Millionaire and the Trojan Horse of Language

You know when something has popped into your mind several times so you reach the point where you think 'I really must write that down'? Well, that's where I'm at with this. It's an obvious connection. But I need to make it explicitly.

First. I posted this money wisdom quote in Sept 2013 on the invention of the word millionaire. According to James Buchan it "was invented in the open air in a little street near what's now the Centre Beaubourg in Paris known as the Rue Quincampoix or Quincenpoix in the autumn of 1719." It was used in relation to John Law.

Second. I posted this Ramble on Thomas Crump's Boundaries in Nov 2012. Thomas's central idea was that language acts as a 'Trojan Horse' to number. He argues that 'the words used to denote numbers in an indigenous language will change in response to increased interaction with a dominant culture' and that the agent effecting change is Money.

They're are differences. The word millionaire wasn't foisted upon the French by an invading army, like the Spanish conquest of South America to which Crump refers. But they share the idea that a new word encapsulating some new conception of value is significant. It effects the way we think, and the way we perceive our reality.
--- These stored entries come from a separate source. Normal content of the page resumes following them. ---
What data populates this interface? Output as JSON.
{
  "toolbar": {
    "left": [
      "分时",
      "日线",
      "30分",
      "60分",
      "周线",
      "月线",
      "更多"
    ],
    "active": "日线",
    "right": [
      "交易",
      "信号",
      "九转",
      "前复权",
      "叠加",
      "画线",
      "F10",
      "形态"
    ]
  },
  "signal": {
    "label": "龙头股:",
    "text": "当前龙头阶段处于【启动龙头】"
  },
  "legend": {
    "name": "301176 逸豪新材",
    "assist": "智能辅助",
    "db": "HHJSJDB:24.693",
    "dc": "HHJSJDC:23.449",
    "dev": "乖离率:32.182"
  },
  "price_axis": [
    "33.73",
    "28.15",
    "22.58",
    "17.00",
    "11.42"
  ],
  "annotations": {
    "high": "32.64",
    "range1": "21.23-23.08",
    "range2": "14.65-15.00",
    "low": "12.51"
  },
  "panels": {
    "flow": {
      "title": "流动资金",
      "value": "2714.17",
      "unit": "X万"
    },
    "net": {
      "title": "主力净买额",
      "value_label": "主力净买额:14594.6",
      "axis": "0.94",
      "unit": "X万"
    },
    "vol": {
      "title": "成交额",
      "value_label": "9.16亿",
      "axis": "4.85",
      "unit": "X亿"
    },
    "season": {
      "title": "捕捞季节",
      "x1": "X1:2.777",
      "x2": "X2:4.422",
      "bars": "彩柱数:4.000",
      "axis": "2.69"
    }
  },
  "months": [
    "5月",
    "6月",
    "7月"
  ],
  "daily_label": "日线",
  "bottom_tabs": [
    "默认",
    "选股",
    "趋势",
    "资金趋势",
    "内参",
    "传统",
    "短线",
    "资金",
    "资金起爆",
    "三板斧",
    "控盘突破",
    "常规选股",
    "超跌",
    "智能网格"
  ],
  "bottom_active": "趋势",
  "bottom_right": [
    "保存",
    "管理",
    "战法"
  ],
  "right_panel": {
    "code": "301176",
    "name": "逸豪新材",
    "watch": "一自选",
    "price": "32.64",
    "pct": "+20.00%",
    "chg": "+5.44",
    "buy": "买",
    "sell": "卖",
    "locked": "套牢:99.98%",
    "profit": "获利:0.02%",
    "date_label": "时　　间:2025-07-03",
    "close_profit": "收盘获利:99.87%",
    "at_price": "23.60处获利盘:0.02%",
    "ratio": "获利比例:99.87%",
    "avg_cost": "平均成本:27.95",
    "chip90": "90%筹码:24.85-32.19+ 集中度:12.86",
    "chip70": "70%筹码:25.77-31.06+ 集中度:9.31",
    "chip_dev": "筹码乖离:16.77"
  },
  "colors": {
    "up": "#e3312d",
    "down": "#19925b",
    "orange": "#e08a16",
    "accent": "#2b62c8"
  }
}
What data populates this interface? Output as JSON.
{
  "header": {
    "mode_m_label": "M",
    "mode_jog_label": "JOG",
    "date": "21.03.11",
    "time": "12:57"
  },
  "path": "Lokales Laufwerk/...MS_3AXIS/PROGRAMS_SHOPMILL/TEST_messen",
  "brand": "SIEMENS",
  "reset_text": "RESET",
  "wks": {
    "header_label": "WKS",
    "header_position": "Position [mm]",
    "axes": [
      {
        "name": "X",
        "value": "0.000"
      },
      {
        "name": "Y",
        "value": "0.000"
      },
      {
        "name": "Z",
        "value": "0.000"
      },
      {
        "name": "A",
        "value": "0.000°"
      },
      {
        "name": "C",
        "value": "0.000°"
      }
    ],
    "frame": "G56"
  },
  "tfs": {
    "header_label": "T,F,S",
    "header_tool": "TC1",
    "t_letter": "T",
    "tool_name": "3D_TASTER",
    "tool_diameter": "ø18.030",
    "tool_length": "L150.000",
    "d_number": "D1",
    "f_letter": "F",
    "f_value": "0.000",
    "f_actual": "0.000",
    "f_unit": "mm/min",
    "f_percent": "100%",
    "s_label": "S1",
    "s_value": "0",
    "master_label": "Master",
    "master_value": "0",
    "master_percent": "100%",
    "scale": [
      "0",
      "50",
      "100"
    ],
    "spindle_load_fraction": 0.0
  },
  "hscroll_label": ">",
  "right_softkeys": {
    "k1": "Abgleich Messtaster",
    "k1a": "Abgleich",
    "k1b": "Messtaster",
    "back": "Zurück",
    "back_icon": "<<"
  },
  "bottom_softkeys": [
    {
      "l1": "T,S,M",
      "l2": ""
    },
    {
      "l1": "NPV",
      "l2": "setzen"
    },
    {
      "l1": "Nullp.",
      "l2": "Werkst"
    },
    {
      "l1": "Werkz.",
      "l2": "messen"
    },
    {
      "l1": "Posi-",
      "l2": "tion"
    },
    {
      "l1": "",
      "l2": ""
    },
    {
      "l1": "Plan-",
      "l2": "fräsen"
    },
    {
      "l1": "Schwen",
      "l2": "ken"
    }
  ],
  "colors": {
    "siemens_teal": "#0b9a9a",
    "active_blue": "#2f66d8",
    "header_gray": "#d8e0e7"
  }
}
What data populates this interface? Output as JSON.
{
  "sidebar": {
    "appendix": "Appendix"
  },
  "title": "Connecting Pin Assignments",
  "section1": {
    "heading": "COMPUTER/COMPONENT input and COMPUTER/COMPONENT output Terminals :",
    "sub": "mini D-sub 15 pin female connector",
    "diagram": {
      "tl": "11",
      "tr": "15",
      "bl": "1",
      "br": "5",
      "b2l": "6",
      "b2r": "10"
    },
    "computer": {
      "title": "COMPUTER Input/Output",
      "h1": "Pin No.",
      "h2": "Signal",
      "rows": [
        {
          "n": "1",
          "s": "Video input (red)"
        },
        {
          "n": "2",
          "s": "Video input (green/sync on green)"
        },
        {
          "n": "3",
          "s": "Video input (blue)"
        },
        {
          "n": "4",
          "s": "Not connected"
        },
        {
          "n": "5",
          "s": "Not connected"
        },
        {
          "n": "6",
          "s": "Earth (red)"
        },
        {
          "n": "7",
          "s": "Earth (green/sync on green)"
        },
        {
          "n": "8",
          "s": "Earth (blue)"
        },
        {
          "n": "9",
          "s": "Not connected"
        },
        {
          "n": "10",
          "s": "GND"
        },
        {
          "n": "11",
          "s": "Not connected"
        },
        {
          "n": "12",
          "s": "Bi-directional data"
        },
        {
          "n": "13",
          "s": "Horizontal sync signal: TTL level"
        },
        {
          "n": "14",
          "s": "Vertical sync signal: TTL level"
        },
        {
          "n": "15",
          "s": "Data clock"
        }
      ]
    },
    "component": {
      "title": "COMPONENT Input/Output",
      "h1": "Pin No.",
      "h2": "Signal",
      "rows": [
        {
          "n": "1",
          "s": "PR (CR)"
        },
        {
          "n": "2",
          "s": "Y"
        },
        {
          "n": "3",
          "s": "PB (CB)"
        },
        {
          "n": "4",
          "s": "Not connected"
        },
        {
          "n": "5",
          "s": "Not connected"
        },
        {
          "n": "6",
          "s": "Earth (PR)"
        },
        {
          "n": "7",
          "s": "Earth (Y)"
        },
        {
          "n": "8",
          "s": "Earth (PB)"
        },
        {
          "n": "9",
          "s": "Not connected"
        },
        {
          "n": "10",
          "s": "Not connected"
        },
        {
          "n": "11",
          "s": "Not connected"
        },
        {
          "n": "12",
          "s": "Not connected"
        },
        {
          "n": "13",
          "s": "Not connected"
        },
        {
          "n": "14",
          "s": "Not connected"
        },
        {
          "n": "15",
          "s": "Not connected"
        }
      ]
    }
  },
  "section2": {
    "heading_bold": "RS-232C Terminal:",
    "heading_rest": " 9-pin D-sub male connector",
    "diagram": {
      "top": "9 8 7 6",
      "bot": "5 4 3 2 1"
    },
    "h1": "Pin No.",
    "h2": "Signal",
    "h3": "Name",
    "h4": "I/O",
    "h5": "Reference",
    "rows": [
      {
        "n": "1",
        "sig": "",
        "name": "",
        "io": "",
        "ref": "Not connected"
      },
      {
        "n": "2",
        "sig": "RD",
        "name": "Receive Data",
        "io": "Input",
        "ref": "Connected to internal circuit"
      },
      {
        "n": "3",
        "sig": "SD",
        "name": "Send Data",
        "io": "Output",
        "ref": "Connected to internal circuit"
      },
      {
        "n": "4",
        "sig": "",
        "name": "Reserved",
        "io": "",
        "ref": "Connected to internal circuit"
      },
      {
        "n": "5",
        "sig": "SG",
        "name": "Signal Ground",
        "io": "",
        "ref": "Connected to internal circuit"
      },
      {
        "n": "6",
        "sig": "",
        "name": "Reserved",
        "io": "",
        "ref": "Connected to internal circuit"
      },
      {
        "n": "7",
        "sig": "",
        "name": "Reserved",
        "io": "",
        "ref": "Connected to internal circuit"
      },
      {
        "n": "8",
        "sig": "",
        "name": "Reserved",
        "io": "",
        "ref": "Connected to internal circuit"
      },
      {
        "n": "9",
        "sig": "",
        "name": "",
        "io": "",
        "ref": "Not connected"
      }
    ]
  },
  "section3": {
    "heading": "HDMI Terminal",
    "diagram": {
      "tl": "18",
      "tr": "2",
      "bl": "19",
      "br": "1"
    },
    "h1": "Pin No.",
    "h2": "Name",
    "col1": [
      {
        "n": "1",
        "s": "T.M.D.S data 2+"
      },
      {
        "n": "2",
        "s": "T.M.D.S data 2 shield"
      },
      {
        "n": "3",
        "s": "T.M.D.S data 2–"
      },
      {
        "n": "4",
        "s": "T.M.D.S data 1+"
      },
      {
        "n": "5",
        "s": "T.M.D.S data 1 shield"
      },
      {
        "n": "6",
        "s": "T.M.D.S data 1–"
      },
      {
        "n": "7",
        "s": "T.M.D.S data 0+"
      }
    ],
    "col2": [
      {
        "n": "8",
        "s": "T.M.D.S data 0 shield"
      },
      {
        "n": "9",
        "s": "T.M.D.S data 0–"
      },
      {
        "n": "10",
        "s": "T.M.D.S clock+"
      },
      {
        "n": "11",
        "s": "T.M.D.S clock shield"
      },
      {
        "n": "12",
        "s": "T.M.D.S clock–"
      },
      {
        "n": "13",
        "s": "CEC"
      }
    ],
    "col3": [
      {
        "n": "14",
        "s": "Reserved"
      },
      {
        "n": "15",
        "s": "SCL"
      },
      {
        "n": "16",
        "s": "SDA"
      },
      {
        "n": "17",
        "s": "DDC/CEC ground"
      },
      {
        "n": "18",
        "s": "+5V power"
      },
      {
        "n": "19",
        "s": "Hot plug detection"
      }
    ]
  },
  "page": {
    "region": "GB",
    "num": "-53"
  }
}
Some new potential is realised.

Crump put it like this;
The indigenous populations were able to encapsulate the ritual of the church, adapt its calendar to their own traditional ceremonial cycle and its popular theology to their own world view, and isolate the practice of religion from the mainstream of Spanish, or at the present time, world catholicism. The integrity of the local languages was hardly threatened. But the Peso succeeded where the cross failed.
I think these ideas have been bubbling away as I've been reading and absorbing Tim Johnson's paper on Reciprocity as the Foundation of Financial Economics which I'll write about soon. A dominant theme in Tim's paper is the idea - most commonly associated with Simmel - that Money has played a significant role in the development of abstract thought. On this blog I've looked at the work of both Richard Seaford and Joel Kaye in relation to this idea (Kaye features heavily in Tim's work).

The dimension that Crump and Buchan add (or perhaps, emphasise) is there is not only a relationship between number and Money, but also language and Money.